Tout ce que vous avez toujours voulu savoir sur la messagerie électronique d’un salarié

A différentes étapes de la relation de travail, la question de l’accès à la messagerie professionnelle du salarié se pose, tant en droit social qu’en droit des données à caractère personnel.

 

En effet, l’accès à la messagerie électronique, nécessaire aux besoins relatifs au fonctionnement de l’entreprise, s’impose comme un sujet de droit social inévitable dans le quotidien d’un employeur. Les messages envoyés ou reçus par son intermédiaire peuvent également être invoqués au soutien d’une sanction disciplinaire ou au cours d’un litige entre salarié et employeur.

 

Par ailleurs, ces messages, adressés ou reçus sur une messagerie professionnelle, constituent des données à caractère personnel protégées (1) devant respecter certaines exigences issues du RGPD, notamment en matière d’information des salariés, de légitimité et de proportionnalité du traitement, ou de minimisation des données traitées.

Bref rappel des règles relatives à l’accès à la messagerie durant l’exécution normale du contrat de travail

De jurisprudence constante, les messages adressés et reçus par le salarié à l’aide de la messagerie électronique mise à disposition par l’entreprise pour son travail sont présumés avoir un caractère professionnel. Cela signifie que l’employeur est en droit d’ouvrir et de consulter ces messages, même en dehors de la présence du salarié.

 

Toutefois, deux exceptions à cette règle existent.

 

La première exception à la libre consultation par l’employeur de la messagerie professionnelle concerne les messages identifiés comme personnels par le salarié.

 

Dans ce cas, l’employeur ne peut pas consulter les messages électroniques hors de la présence de l’intéressé, même si l’utilisation non professionnelle de la messagerie a été interdite.

 

L’arrêt fondateur est l’arrêt Nikon rendu par la Chambre sociale de la Cour de cassation (2).

 

Par cet arrêt, la Cour affirme que «tout salarié a droit même au temps et au lieu de travail, au respect de l’intimité de sa vie privée». Ce qui implique en particulier le secret des correspondances.

 

L’employeur ne peut pas, sans violation de cette liberté fondamentale, prendre connaissance des messages personnels et identifiés comme tels, émis par le salarié ou reçus par lui. Il importe peu que ces messages aient été envoyés ou reçus grâce à un outil informatique mis à disposition par l’employeur ou même que l’employeur ait interdit une utilisation non professionnelle de l’ordinateur.

 

L’identification d’un message résulte, en principe, de son intitulé lui conférant un caractère nécessairement et strictement personnel.
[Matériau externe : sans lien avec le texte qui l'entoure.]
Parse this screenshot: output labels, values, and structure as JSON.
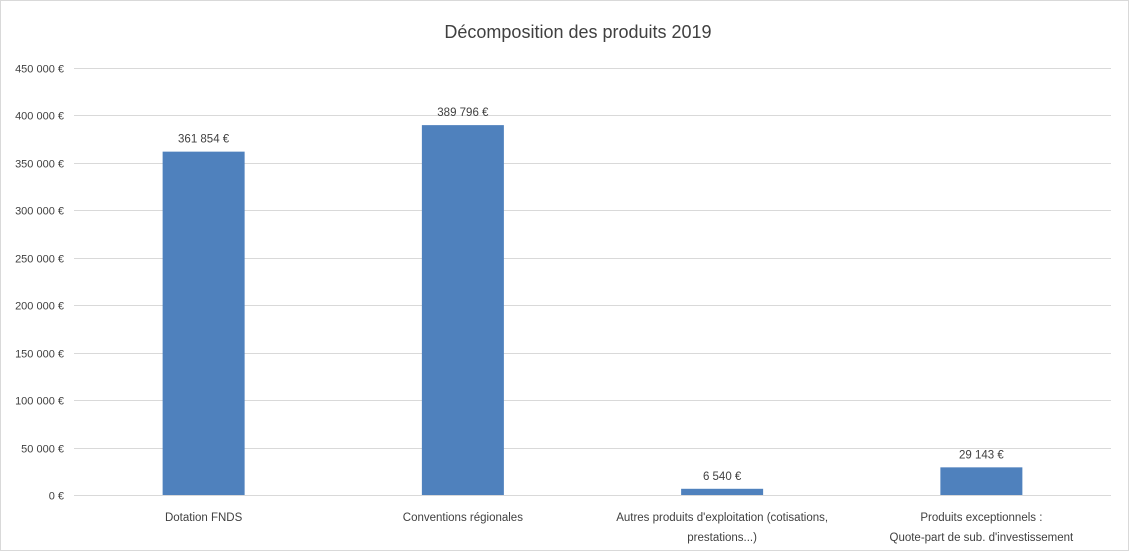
{
  "chart_data": {
    "type": "bar",
    "title": "Décomposition des produits 2019",
    "xlabel": "",
    "ylabel": "",
    "categories": [
      [
        "Dotation FNDS"
      ],
      [
        "Conventions régionales"
      ],
      [
        "Autres produits d'exploitation (cotisations,",
        "prestations...)"
      ],
      [
        "Produits exceptionnels :",
        "Quote-part de sub. d'investissement"
      ]
    ],
    "values": [
      361854,
      389796,
      6540,
      29143
    ],
    "data_labels": [
      "361 854 €",
      "389 796 €",
      "6 540 €",
      "29 143 €"
    ],
    "ylim": [
      0,
      450000
    ],
    "yticks": [
      0,
      50000,
      100000,
      150000,
      200000,
      250000,
      300000,
      350000,
      400000,
      450000
    ],
    "ytick_labels": [
      "0 €",
      "50 000 €",
      "100 000 €",
      "150 000 €",
      "200 000 €",
      "250 000 €",
      "300 000 €",
      "350 000 €",
      "400 000 €",
      "450 000 €"
    ],
    "grid": true,
    "legend": "none",
    "colors": {
      "bar": "#4f81bd",
      "grid": "#d9d9d9",
      "text": "#404040"
    }
  }
}
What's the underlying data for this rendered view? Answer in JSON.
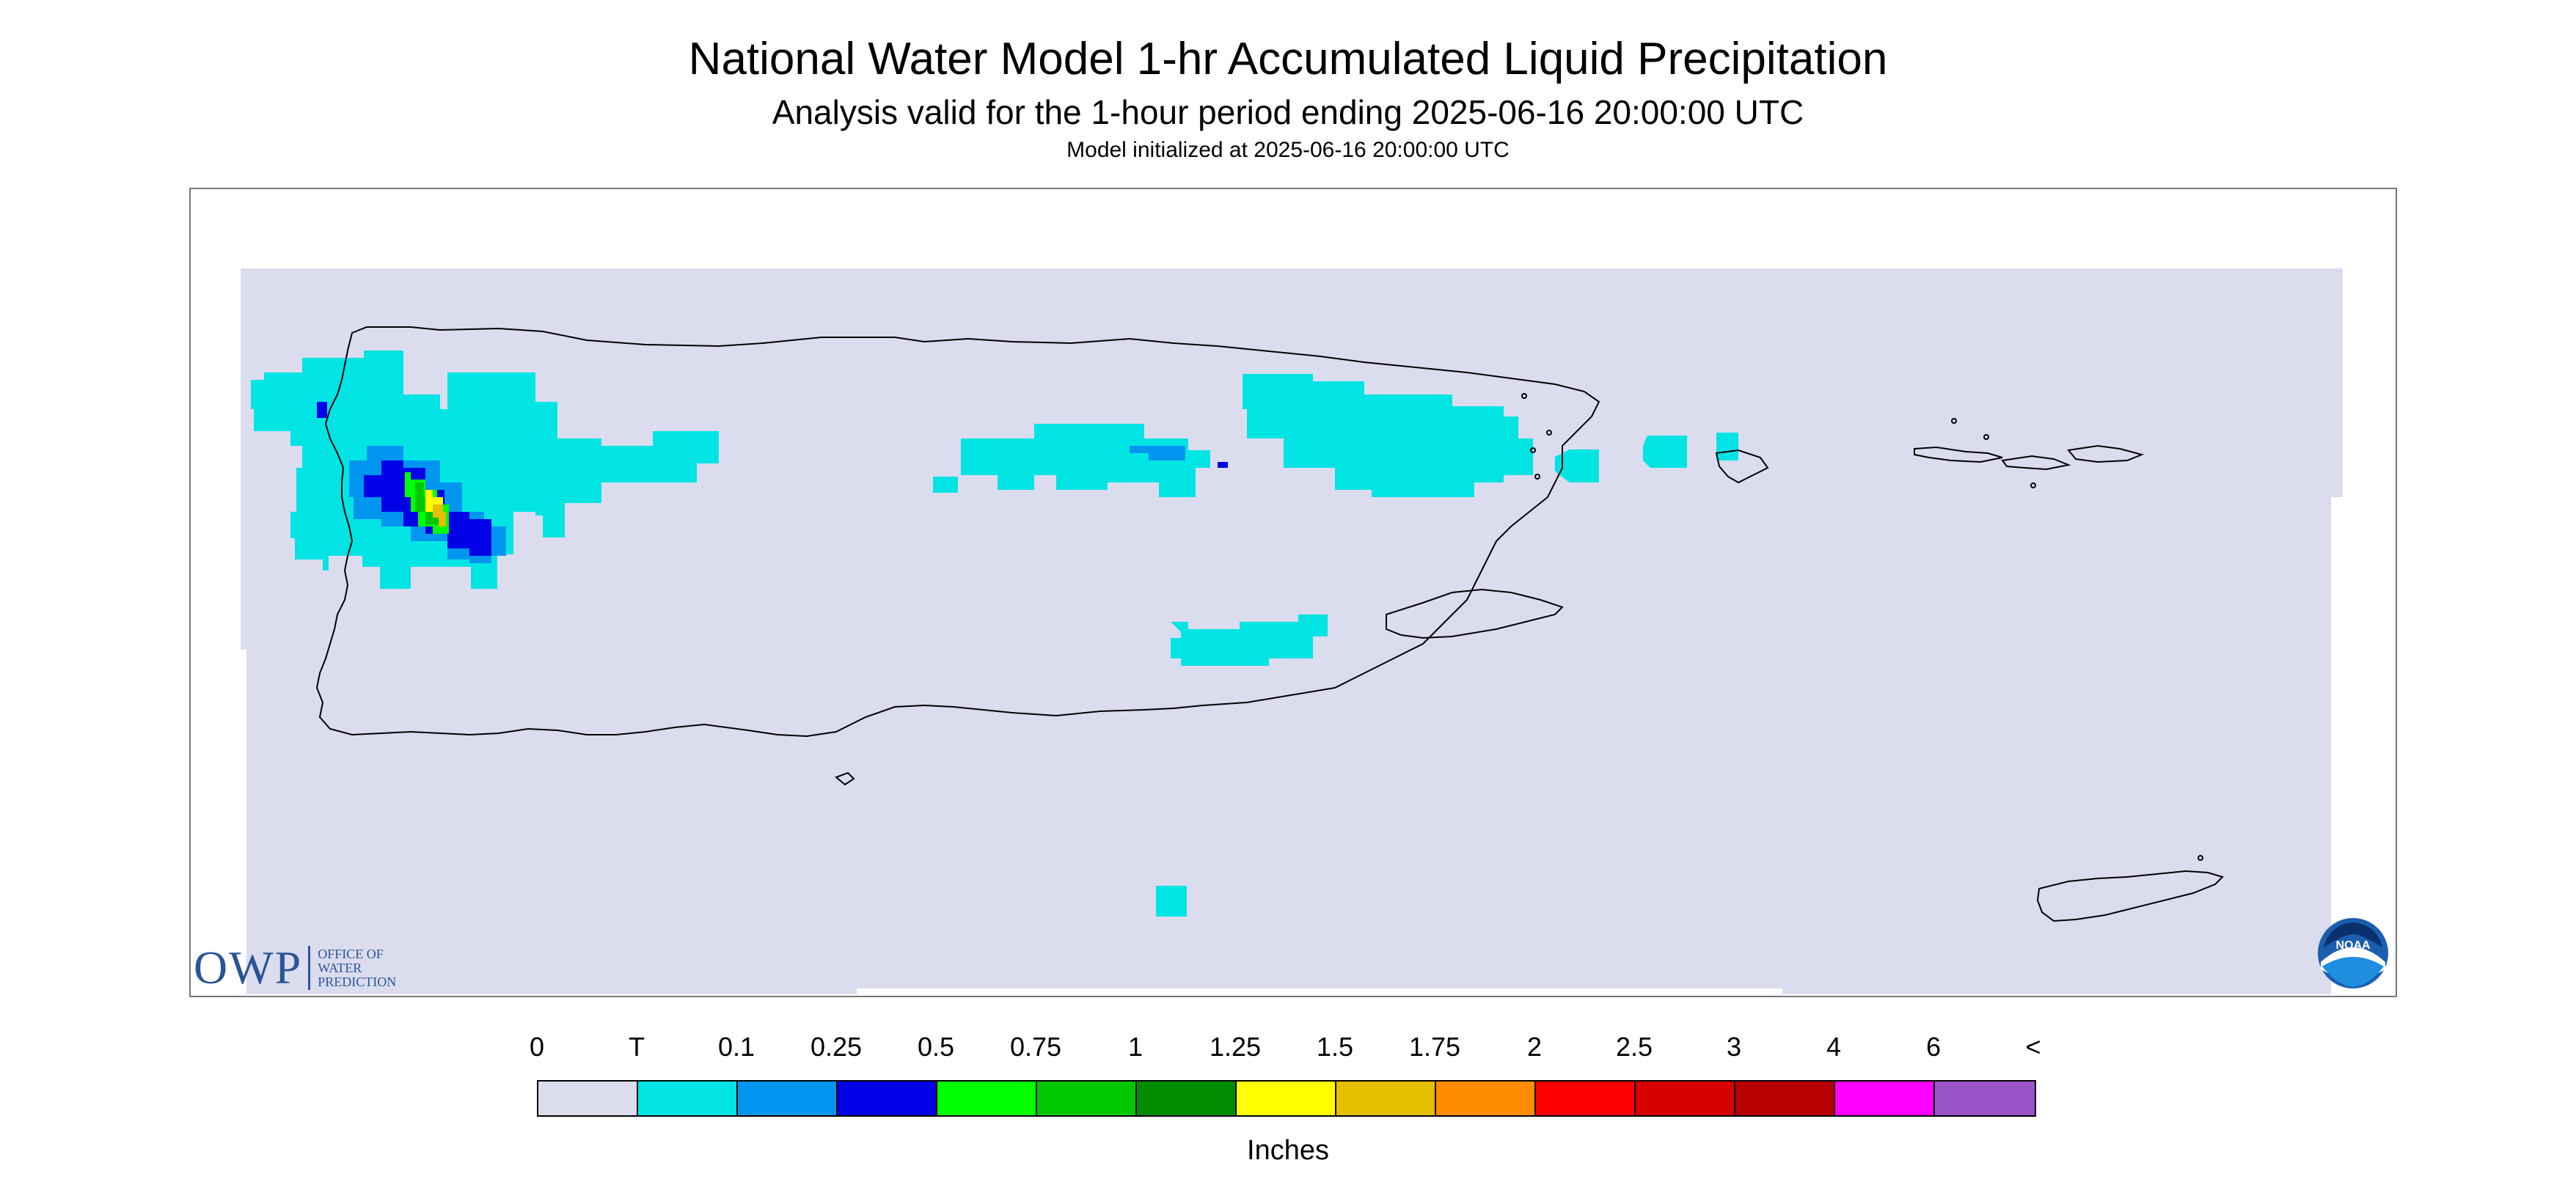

Cela pourrait également résulter des éléments contenus dans le message qui sont, par nature, d’ordre personnel

 

Il convient de relever qu’il existe une dérogation à cette première exception : l’employeur peut accéder aux messages identifiés comme personnels s’il justifie d’un motif légitime (3).

 

Dans ce cas, il doit demander au juge la désignation d’un huissier de justice qui procède à consultation de ces messages en présence du salarié ou, sans ce dernier, sous réserve qu’il ait été dument prévenu .

 

La deuxième exception trouve son fondement dans le règlement intérieur de l’entreprise (ou dans la charte informatique, si celle-ci existe dans l’entreprise)(4).

 

Ainsi, du point de vue du droit social, la charte informatique décrit les modalités d’utilisation des outils informatiques et, de ce fait, peut délimiter le droit de consultation de la messagerie électronique par l’employeur.

 

A ce titre, la Cour de cassation (5) est venue préciser que lorsque le règlement intérieur contient des dispositions restreignant le pouvoir de consultation de la messagerie électronique, l’employeur ne peut plus consulter les messages librement.

 

En l’espèce, le règlement intérieur contenait une clause stipulant que «les boîtes emails des salariés pourront être consultées par la direction en présence du salarié», sans distinguer selon que les messages électroniques étaient identifiés ou non comme personnels. L’employeur est donc contraint de se conformer à une telle clause qui serait insérée dans le règlement intérieur.

 

Par ailleurs, il est utile de rappeler que la présomption du caractère professionnel ne joue pas s’agissant de la messagerie personnelle du salarié. Même consultés sur son ordinateur professionnel, les mails du salarié provenant de sa messagerie personnelle sont protégés par le secret des correspondances (6).

 

D’un point de vue du droit des données à caractère personnel, en décrivant les modalités d’accès à la messagerie électronique (ce qui, pour rappel, constitue un traitement de données) dans le règlement intérieur, l’employeur fournit plusieurs informations obligatoires au titre du RGPD (7).

 

Ce faisant, il renforce son niveau de conformité avec l’obligation d’information préalable et exhaustive à laquelle est tenue toute société mettant en place un traitement et en définissant les modalités (le «responsable de traitement») (par exemple, les finalités de ce traitement, la durée de conservation des données, etc.).(8)

 

En outre, dans la description des modalités d’accès aux messageries électroniques, l’employeur peut préciser les hypothèses dans lesquelles cet accès sera considéré comme justifié.

 

Cette précision permet de renforcer le niveau d’information fourni aux salariés, mais aussi répondre aux exigences de finalité légitime et de proportionnalité issues du RGPD (9), selon lesquelles tout traitement doit avoir une raison motivée et fondée, et être limité aux besoins d’espèce au regard de la finalité poursuivie (10).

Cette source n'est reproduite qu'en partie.